-Mira, Dani, ésta es Pam -dijo Amaia al llegar a la recepción de la consulta.
Pam levantó la vista de la pantalla del ordenador.
-¡Cielo santo! ¡Es tan guapo como su padre!
-Alfred me ha pedido que viniera para que Dani pase la revisión de los nueve meses.
-¡Ricardo! -Pam llamó al adolescente que trabajaba media jornada en la clínica-. Avisa al doctor Garcia de que Amaia y dani están aquí, por favor.
-Sí, señora. Hola, señorita Romero.
-Hola, Ricardo. ¿Qué tal tu nuevo trabajo? -el muchacho era uno de sus alumnos más aventajados pese a que procedía de una familia con pocos medios económicos.
-Muy bien. El doctor me está enseñando un montón de cosas. Gracias por recomendarme.
-De nada.
Ricardo desapareció por el pasillo.
Amaia se sentó con Dani en la sala de espera y recibió varias felicitaciones por su compromiso de todos los pacientes que allí había. Cuando Alfred salió acompañando a la señora Klein, ya estaba desesperada de tanto responder a preguntas sobre la boda. Aquella mentira había cobrado vida por sí misma y cada día le crecía otro tentáculo.

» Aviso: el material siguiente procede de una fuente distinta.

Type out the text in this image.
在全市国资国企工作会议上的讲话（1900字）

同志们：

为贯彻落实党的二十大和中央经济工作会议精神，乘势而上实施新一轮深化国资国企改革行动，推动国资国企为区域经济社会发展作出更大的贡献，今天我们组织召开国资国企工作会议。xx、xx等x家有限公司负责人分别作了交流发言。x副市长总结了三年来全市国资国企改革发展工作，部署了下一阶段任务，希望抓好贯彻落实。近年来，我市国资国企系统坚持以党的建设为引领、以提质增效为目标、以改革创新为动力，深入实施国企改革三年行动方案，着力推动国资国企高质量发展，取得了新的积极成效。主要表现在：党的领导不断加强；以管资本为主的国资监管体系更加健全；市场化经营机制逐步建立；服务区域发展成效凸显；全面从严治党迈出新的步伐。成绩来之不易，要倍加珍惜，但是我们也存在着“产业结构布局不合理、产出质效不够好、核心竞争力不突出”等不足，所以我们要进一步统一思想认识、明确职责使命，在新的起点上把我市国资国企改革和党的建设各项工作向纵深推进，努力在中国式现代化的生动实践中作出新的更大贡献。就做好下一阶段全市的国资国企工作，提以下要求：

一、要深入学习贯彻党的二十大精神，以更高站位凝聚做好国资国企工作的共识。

Centró su vista en Alfred y se quedó sin respiración. Se suponía que ya no debía desearlo, pero la sola visión de aquel hombre le provocaba taquicardias.

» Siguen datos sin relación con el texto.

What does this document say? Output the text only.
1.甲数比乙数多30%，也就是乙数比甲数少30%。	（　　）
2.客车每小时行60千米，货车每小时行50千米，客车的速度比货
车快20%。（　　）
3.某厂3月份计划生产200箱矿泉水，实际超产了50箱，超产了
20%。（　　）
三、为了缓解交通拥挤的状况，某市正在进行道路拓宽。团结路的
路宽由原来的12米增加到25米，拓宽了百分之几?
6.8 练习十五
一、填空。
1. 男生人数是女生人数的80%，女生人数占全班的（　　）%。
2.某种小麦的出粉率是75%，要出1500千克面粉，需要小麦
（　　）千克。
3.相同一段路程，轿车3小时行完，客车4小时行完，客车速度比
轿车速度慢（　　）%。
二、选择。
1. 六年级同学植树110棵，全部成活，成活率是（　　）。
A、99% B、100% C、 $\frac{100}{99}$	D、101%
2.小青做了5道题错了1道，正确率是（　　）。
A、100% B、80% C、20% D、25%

Alfred habló suavemente con la octogenaria mujer antes de acompañarla hasta la puerta. Luego, se encaminó hacia Dani y Amaia con una cálida sonrisa. Se acercó a su hijo, lo tomó en brazos y le besó la cabeza. Después, posó los labios sobre los de Amaia. Ella trató de apartarse.
-Te recuerdo que tenemos público -le susurró.
Ella se aclaró la garganta y trató de ignorar el nudo que se le había puesto en el estómago.
Alfred continuó como si nada ocurriera.
-Gracias por traerlo. El doctor Finney miró el historial de Dani y se dio cuenta de que le faltan algunas vacunas. Se ofreció a darme instrucciones para un reconocimiento infantil.
-Es buena idea, porque en esta zona cada vez hay más niños.
Amaia lo siguió por el pasillo hasta la consulta.
Una vez allí, desvistieron a Dani entre los dos, sin poder evitar roces de manos y hombros. Con cada tacto, a Amaia se le encogía el corazón.
¿Por qué resultaba tan difícil hacer lo correcto?
Alfred pesó y midió a Dani, y luego lo auscultó. Le revisó el oído y le palpó el estómago, lo que el pequeño recibió entre risas.
Amaia nunca lo había visto en acción, y le sorprendieron gratamente su paciencia y eficacia.
Un extraño silencio se creó mientras le inspeccionaba la garganta. Luego, se quitó el estetoscopio y se lo metió en el bolsillo de la bata.
Alzó la vista y la miró preocupado.
-¿Cómo estás?
Habían pasado tres duros y silenciosos días desde que ella había impuesto distancia. Sólo habían intercambiado unas pocas palabras en aquel tiempo y la frialdad de la situación resultaba sin duda dolorosa.
-Estoy bien.
Él la miró fijamente y ella se estremeció.
-He visto una caja de analgésicos esta mañana en tu cocina cuando te dejé a Dani.